We leave after about fifteen or twenty lashes, her clammy palm gripping mine firmly, and we run off to my house in the Seam. I lead her inside the humble shack, taking care to lock the door just in case of potential eavesdroppers.

She crumples silently to the splintered hard-wood floor, leaning against the wall with her arms crossed over bent knees. I sit beside her. "What would your dad do if he knew you were here in the Seam?" I whisper ever-so-softly, even though everyone is out watching the lashing.

Madge closes her eyes and tilts her head up towards the ceiling. "I don't know. He'd hate it.
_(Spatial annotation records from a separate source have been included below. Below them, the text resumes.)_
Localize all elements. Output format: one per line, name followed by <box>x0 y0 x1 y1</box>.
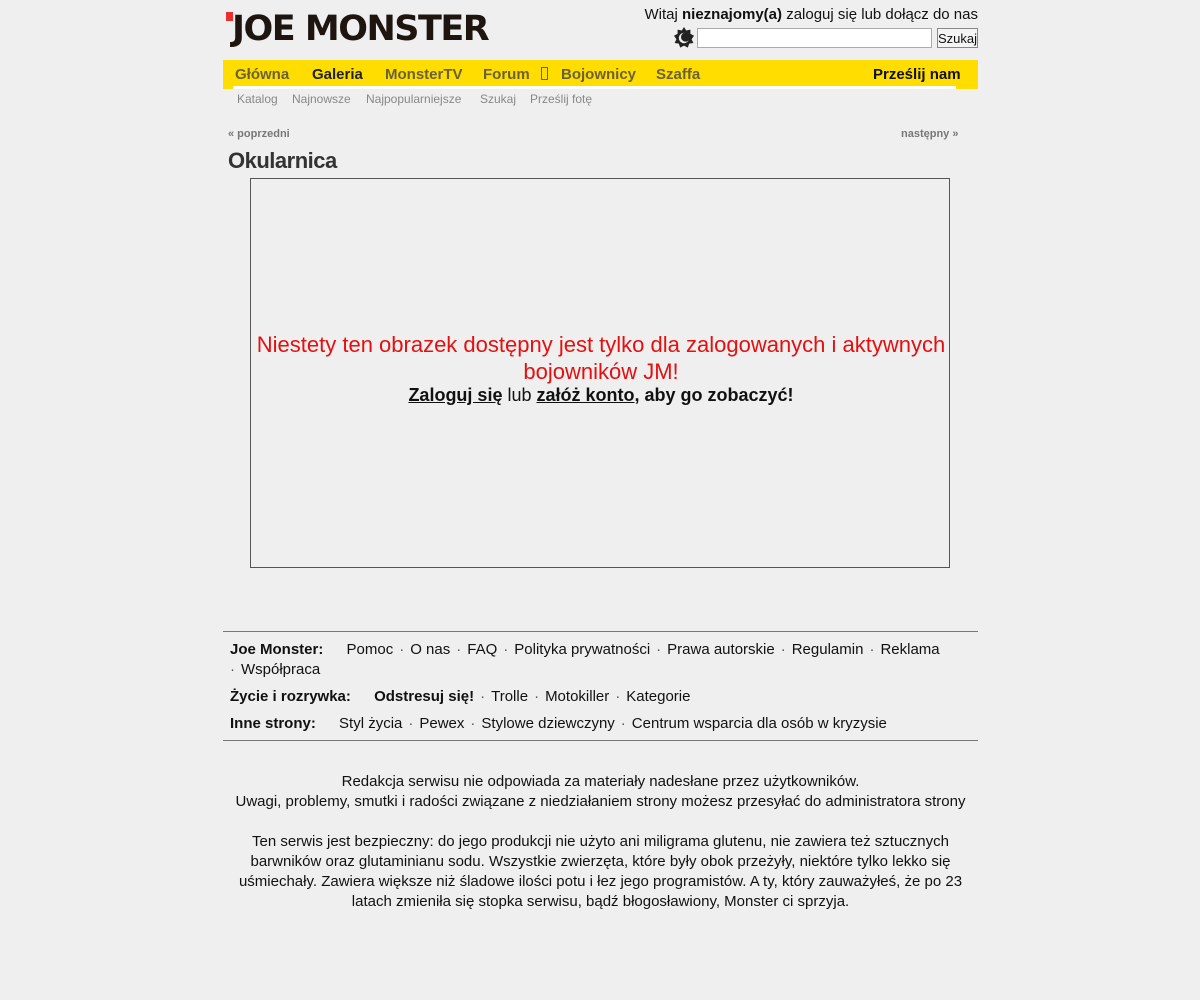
search-button[interactable]: Szukaj <box>937 28 978 48</box>
footer-link-motokiller[interactable]: Motokiller <box>545 688 610 705</box>
nav-item-bojownicy[interactable]: Bojownicy <box>561 66 637 83</box>
subnav-item-szukaj[interactable]: Szukaj <box>480 92 517 106</box>
nav-item-forum[interactable]: Forum <box>483 66 530 83</box>
nav-item-galeria[interactable]: Galeria <box>312 66 363 83</box>
separator: · <box>470 715 476 732</box>
welcome-text <box>645 6 979 23</box>
register-link[interactable]: załóż konto <box>536 385 635 405</box>
footer-link-kategorie[interactable]: Kategorie <box>626 688 691 705</box>
or-text: lub <box>502 385 537 405</box>
image-placeholder <box>250 178 950 568</box>
locked-message: Niestety ten obrazek dostępny jest tylko dla zalogowanych i aktywnych bojowników JM! <box>256 332 946 384</box>
subnav-item-przeslij-fote[interactable]: Prześlij fotę <box>530 92 593 106</box>
separator: · <box>399 641 405 658</box>
nav-strip <box>233 86 956 89</box>
separator: · <box>503 641 509 658</box>
footer-row-label: Życie i rozrywka: <box>230 688 351 705</box>
separator: · <box>656 641 662 658</box>
footer-link-stylowe-dziewczyny[interactable]: Stylowe dziewczyny <box>481 715 615 732</box>
nav-item-glowna[interactable]: Główna <box>235 66 290 83</box>
next-link[interactable]: następny » <box>901 128 959 140</box>
page-title: Okularnica <box>228 148 337 173</box>
search-input[interactable] <box>697 28 932 48</box>
site-about-text: Ten serwis jest bezpieczny: do jego produkcji nie użyto ani miligrama glutenu, nie zawiera też sztucznych barwników oraz glutaminianu sodu. Wszystkie zwierzęta, które były obok przeżyły, niektóre tylko lekko się uśmiechały. Zawiera większe niż śladowe ilości potu i łez jego programistów. A ty, który zauważyłeś, że po 23 latach zmieniła się stopka serwisu, bądź błogosławiony, Monster ci sprzyja. <box>238 833 963 910</box>
footer-link-regulamin[interactable]: Regulamin <box>791 641 864 658</box>
footer-link-faq[interactable]: FAQ <box>467 641 498 658</box>
footer-row-zycie <box>230 688 690 705</box>
separator: · <box>480 688 486 705</box>
welcome-prefix: Witaj <box>644 6 682 23</box>
footer-row-joe-monster <box>230 641 940 658</box>
footer-link-pewex[interactable]: Pewex <box>419 715 465 732</box>
footer-link-trolle[interactable]: Trolle <box>491 688 529 705</box>
theme-toggle-icon[interactable] <box>673 27 695 49</box>
main-nav <box>223 60 978 89</box>
nav-item-monstertv[interactable]: MonsterTV <box>385 66 463 83</box>
separator: · <box>456 641 462 658</box>
footer-link-prawa-autorskie[interactable]: Prawa autorskie <box>667 641 775 658</box>
footer-link-odstresuj[interactable]: Odstresuj się! <box>374 688 475 705</box>
separator: · <box>615 688 621 705</box>
separator: · <box>230 661 235 678</box>
subnav-item-najnowsze[interactable]: Najnowsze <box>292 92 351 106</box>
after-text: , aby go zobaczyć! <box>634 385 794 405</box>
nav-item-szaffa[interactable]: Szaffa <box>656 66 701 83</box>
footer-links <box>223 631 978 741</box>
separator: · <box>408 715 414 732</box>
disclaimer <box>223 772 978 812</box>
nav-upload-link[interactable]: Prześlij nam <box>873 66 961 83</box>
footer-row-joe-monster-cont <box>230 661 320 678</box>
forum-indicator-icon <box>541 67 548 80</box>
footer-link-styl-zycia[interactable]: Styl życia <box>339 715 403 732</box>
footer-link-wspolpraca[interactable]: Współpraca <box>241 661 321 678</box>
disclaimer-line-1: Redakcja serwisu nie odpowiada za materiały nadesłane przez użytkowników. <box>341 773 860 790</box>
separator: · <box>869 641 875 658</box>
separator: · <box>534 688 540 705</box>
previous-link[interactable]: « poprzedni <box>228 128 290 140</box>
subnav-item-katalog[interactable]: Katalog <box>237 92 278 106</box>
footer-row-label: Joe Monster: <box>230 641 324 658</box>
footer-link-polityka[interactable]: Polityka prywatności <box>514 641 651 658</box>
login-prompt <box>251 385 951 406</box>
subnav-item-najpopularniejsze[interactable]: Najpopularniejsze <box>366 92 462 106</box>
footer-link-o-nas[interactable]: O nas <box>410 641 451 658</box>
footer-link-reklama[interactable]: Reklama <box>880 641 940 658</box>
footer-row-label: Inne strony: <box>230 715 316 732</box>
logo-text: JOE MONSTER <box>232 9 489 49</box>
search-bar <box>668 27 978 49</box>
welcome-user: nieznajomy(a) <box>682 6 783 23</box>
footer-link-pomoc[interactable]: Pomoc <box>346 641 394 658</box>
login-link[interactable]: Zaloguj się <box>408 385 503 405</box>
separator: · <box>780 641 786 658</box>
footer-row-inne <box>230 715 887 732</box>
contact-admin-link[interactable]: Uwagi, problemy, smutki i radości związane z niedziałaniem strony możesz przesyłać do administratora strony <box>235 793 966 810</box>
footer-link-centrum-wsparcia[interactable]: Centrum wsparcia dla osób w kryzysie <box>631 715 887 732</box>
separator: · <box>620 715 626 732</box>
login-join-link[interactable]: zaloguj się lub dołącz do nas <box>782 6 978 23</box>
He wants me to marry a merchant."

"He doesn't have a clue about me, about where you disappear every day during lunch?"

"No."

"Not even an idea?"

"No," she repeats, a tear streaming down her face.

I scoot closer to her. "What about…?" She knows I mean Gale, but I can't bring myself to say his name after all we had seen today.

"No one but you," she affirms, but then continues. "And I think Katniss… But he loves her, not me." Madge says curtly.

"What makes you so sure?"

She looks at me firmly now, eyes narrowing. A painfully familiar tone is in her voice, one I recognize well because it's the one I use to tell myself a harsh truth. "Don't play dumb, Marvel. I've seen the way he looks at her. I know." The tears drip down her face slowly, leaving a trail of unrequited love seen only from those beautiful eyes. Something that I wish I could be as much at peace with as her. This is why I like Madge. She's got this side to her that no one but me knows about. She doesn't bullshit around anything. I know this isn't the real reason why she's crying though.

I hold her hand. "He'll be okay. Don't worry. Everything will be okay," I say as she leans her head on my shoulder. Then I start to sing, because I don't know what else to do. At first, my voice comes out rusty and cracks, which Madge ignores, but after a while, I hear something I've never heard in myself before. I realize that I've never heard myself sing. My voice grows louder as I sing the only words from an old Rebellion folk song I knew from when I was a child:

And The Mockingjay, The Mockingjay;

It's song was long gone

When it flew away.

But someday soon, we will cry to the moon

To sing and tell all of the song

Of the Mockingjay…

The uninhibited beauty of each note I sing fills the small cabin and echoes off of the walls. And then something completely unexpected happens.

A black and white Mockingjay lands outside the window facing me and repeats the same melody I had just sang.

There might still be some hope left for Panem after all.